Since firing 2,700 employees through texts and emails while they slept last week — just before Thanksgiving – the owner of United Furniture Industries, David Belford, has seemingly disappeared.
But he could possibly be hiding out in one among his two homes value an estimated $24 million, The Post can report.
Belford, 62, currently owns a farmhouse in Mount Gilead, Ohio, which he purchased back in 1991 for $600,000, records show.
The house is a lakefront estate with water views of Straits Lake.
In accordance with Zillow, the five-bedroom, five-bathroom, 4,000-square-foot residence is value $1,133,800 today.
The entryway to the predominant lake house. Google
An aerial shot of the house shows a pool in addition to a ship dock. Google
Meanwhile, his most prized piece of real estate is an oceanfront two-bedroom, three-bathroom home in Naples, Florida, value an estimated, $22,870,283, based on Redfin.
Records show he purchased the Sunshine State home back in 2011 for $6 million.
Through the pandemic, Florida’s west coast property market has heated up tremendously, boosted by distant work and sunny weather.
The oceanfront home was renovated with modern finishes. MLS
Belford has remained silent because the layoffs of his entire workforce in Mississippi, North Carolina and California. Despite efforts by lawyers and lenders representing axed employees to succeed in UFI, nobody has heard from the corporate or Belford, sources told The Post.
“Nobody has heard from the owner. He’s not returning anyone’s phone calls. It’s such a horrible situation,” one insider with knowledge of the situation told The Post.
Philip Hearn, one among the attorneys representing a whole bunch of laid-off employees, said that rumors have swirled that he’s currently in Paris.
“On the instruction of the board of directors … we regret to tell you that because of unexpected business circumstances, the corporate has been forced to make the difficult decision to terminate the employment of all its employees, effective immediately, on Nov. 21,” the corporate said in a message to employees.
“Except over-the-road drivers which can be out on delivery. Your layoff from the corporate is anticipated to be everlasting and all advantages will likely be terminated immediately without provision of COBRA.”
It’s unclear why the two-decade-old company dissolved its operations so suddenly, but over the summer it fired its chief executive, chief financial officer and executive vice chairman of sales, based on Furniture Today.
The move also got here after Belford quarreled with the corporate’s board and bankers on whether to file for bankruptcy. On Nov. 20, the day before shedding your entire company, the board filed for Chapter 11 bankruptcy protection.

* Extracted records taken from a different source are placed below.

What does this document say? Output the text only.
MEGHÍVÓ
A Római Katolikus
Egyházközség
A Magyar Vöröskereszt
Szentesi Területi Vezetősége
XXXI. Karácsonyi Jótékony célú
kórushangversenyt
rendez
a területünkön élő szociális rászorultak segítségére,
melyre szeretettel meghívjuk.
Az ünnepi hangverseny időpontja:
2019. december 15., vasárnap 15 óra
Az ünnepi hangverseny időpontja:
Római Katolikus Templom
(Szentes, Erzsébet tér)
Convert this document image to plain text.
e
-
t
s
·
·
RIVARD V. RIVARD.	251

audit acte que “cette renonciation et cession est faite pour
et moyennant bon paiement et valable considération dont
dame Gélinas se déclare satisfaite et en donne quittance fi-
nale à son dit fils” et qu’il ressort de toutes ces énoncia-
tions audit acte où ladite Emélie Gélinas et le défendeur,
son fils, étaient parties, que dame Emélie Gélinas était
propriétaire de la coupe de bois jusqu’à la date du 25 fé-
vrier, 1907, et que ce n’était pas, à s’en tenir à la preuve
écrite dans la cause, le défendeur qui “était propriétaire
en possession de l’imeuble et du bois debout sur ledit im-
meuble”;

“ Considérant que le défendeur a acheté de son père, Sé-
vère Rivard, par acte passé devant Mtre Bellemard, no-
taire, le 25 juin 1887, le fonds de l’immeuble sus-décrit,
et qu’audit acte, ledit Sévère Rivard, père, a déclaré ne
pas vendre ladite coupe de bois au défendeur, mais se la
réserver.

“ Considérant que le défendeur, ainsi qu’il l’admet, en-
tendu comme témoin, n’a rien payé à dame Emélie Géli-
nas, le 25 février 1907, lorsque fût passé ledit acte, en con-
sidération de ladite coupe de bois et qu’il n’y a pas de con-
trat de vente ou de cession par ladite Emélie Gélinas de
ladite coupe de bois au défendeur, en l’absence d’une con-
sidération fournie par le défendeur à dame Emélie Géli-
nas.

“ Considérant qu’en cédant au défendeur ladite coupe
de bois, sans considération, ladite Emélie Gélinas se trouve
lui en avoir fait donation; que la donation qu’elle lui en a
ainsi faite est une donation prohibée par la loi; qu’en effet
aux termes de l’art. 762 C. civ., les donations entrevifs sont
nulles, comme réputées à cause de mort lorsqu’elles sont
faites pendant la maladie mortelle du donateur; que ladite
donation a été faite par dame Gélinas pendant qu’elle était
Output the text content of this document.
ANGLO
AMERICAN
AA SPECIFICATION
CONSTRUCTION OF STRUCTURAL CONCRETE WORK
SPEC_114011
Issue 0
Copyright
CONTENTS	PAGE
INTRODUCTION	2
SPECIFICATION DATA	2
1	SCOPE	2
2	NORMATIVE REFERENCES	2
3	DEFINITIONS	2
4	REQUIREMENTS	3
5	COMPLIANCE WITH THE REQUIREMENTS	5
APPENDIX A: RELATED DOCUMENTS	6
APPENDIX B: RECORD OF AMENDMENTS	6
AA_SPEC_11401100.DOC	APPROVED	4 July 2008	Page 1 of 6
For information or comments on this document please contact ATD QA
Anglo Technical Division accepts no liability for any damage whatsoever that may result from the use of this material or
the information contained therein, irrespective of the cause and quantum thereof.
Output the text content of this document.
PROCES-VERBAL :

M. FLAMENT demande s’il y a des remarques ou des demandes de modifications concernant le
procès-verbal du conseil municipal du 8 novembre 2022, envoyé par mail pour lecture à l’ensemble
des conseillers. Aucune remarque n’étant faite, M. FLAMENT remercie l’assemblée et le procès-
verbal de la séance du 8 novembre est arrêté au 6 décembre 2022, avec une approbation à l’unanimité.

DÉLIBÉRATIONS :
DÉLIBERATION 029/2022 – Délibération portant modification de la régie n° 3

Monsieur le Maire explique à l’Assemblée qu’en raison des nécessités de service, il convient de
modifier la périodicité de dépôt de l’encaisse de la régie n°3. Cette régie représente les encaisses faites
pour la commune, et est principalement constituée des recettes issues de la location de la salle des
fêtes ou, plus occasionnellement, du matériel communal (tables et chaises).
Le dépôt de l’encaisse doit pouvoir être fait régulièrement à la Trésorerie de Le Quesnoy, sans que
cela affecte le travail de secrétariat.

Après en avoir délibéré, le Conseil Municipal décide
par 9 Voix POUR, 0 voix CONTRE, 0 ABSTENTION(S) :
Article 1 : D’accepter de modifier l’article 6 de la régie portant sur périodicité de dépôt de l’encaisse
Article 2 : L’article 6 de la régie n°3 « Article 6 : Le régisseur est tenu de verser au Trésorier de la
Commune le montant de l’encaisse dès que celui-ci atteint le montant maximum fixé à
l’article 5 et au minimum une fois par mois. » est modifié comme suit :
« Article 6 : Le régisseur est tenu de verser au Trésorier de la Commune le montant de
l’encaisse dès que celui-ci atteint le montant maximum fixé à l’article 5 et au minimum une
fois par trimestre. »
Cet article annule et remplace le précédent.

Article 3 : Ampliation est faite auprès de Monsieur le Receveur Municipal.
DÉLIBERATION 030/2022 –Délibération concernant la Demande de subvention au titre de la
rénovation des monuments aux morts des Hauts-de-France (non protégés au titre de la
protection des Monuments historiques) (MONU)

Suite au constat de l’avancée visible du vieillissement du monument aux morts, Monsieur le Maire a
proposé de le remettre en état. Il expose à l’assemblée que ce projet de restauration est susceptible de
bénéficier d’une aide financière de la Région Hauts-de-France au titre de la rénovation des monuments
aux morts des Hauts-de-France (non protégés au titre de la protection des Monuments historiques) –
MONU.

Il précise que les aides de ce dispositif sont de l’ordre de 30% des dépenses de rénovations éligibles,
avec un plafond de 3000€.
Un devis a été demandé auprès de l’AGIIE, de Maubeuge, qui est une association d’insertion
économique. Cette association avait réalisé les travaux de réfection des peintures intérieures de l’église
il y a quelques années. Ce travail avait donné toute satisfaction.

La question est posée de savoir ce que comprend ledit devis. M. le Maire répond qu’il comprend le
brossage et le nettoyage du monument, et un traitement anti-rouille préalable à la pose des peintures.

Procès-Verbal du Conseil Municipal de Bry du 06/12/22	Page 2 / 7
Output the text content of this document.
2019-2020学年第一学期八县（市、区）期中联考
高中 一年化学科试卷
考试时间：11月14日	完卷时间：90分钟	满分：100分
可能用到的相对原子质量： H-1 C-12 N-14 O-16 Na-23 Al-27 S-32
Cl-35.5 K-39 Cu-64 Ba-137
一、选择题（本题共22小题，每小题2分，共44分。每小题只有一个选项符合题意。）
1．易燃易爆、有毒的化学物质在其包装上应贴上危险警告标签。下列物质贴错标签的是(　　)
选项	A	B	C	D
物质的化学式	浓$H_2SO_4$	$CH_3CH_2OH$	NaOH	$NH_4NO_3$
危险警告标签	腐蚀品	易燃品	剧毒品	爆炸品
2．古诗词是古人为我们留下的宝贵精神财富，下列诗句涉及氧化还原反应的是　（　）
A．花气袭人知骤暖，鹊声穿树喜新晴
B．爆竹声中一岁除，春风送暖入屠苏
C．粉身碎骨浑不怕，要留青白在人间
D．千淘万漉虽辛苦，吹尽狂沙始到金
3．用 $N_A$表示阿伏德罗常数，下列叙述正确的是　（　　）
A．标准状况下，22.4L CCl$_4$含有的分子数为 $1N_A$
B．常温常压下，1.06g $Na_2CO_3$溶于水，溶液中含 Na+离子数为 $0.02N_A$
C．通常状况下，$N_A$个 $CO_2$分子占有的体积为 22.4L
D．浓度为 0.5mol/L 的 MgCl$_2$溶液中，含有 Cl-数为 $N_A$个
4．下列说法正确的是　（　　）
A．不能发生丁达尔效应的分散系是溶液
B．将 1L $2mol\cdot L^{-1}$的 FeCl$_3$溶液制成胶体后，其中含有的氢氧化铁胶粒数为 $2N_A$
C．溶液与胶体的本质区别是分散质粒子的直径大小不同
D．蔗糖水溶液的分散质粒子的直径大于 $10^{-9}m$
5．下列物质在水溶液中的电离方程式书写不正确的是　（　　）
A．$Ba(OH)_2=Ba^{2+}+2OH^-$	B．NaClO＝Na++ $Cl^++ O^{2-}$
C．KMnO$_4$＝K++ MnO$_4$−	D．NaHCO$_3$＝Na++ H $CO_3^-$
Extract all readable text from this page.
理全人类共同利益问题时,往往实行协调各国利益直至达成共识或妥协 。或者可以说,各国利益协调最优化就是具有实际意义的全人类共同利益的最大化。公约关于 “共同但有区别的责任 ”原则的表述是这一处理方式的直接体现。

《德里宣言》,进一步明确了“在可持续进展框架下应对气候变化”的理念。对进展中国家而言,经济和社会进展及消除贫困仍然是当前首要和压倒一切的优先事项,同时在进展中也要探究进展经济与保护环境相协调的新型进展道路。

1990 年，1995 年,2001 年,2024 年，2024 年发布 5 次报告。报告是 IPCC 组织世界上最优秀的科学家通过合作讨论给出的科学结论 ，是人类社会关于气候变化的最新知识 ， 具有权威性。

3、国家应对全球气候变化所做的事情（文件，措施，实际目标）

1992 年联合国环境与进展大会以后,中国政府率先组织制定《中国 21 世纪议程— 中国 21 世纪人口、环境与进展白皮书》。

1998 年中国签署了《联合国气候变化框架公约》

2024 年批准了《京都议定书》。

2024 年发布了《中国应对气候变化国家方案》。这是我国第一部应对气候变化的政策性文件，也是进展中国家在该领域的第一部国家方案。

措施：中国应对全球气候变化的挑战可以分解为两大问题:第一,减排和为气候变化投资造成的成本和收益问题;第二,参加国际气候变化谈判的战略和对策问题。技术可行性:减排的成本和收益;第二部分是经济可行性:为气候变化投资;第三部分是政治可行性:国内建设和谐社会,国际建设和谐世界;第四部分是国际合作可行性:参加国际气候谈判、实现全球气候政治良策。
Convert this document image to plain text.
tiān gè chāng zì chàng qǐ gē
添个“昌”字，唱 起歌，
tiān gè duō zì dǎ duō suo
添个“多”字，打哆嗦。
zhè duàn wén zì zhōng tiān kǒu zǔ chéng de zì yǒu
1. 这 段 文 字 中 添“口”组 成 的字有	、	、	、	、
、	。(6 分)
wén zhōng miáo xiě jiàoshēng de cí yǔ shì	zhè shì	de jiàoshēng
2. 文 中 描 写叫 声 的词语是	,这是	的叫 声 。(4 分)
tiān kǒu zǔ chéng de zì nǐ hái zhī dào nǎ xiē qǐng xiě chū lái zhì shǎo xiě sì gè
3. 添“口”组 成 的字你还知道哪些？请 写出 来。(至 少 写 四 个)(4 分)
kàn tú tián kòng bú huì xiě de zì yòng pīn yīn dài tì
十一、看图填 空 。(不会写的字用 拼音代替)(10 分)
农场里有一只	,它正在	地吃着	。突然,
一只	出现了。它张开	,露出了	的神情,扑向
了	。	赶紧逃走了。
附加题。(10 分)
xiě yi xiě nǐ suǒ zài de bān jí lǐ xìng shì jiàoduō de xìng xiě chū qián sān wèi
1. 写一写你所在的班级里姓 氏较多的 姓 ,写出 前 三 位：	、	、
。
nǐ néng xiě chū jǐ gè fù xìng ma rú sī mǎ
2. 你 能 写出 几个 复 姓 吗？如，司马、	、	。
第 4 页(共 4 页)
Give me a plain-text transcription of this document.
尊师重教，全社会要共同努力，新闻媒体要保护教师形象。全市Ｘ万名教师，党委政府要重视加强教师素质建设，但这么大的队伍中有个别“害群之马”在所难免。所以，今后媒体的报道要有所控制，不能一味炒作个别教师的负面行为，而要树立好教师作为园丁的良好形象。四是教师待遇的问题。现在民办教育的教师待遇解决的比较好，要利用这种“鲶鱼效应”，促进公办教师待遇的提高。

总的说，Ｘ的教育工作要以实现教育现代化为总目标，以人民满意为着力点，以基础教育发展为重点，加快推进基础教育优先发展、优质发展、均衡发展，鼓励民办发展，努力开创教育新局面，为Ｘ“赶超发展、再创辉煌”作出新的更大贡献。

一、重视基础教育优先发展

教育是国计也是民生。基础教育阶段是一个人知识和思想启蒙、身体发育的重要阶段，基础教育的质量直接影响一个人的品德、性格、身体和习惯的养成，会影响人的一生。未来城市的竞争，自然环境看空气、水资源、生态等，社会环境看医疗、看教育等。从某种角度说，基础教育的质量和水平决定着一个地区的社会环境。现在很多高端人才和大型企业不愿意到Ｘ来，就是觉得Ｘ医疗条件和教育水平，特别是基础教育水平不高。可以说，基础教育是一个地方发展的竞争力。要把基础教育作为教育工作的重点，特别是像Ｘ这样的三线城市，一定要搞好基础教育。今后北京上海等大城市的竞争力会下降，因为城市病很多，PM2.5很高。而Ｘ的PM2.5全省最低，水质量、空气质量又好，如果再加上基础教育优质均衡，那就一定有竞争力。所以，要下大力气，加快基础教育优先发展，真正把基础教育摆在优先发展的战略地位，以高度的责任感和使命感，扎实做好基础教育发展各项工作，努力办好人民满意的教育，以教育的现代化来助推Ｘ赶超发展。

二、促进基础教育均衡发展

Jenni (far left) and David Belford at an event at their nonprofit camp, Flying Horse Farms.Flying Horse Farm
Meanwhile, despite his shortcomings, court documents show that Belford has been noted for his philanthropic efforts in past years — while coping with contentious legal proceedings.
Belford and his wife, Jenni, founded a charity for sick children and donated $10 million to determine a spinal cord injury research center at Ohio State University’s Wexner Medical Center — a Columbus, Ohio, facility named after Victoria’s Secret’s billionaire founder, Les Wexner.
In 2008, he and his wife co-founded the Belford Family Charitable Fund, which supports children’s organizations including Flying Horse Farms, a camp for ailing children.
Nonetheless, Belford has also been named in several lawsuits alleging “fraudulent transfers” of cash and “brazen violations” of noncompete agreements, court documents revealed.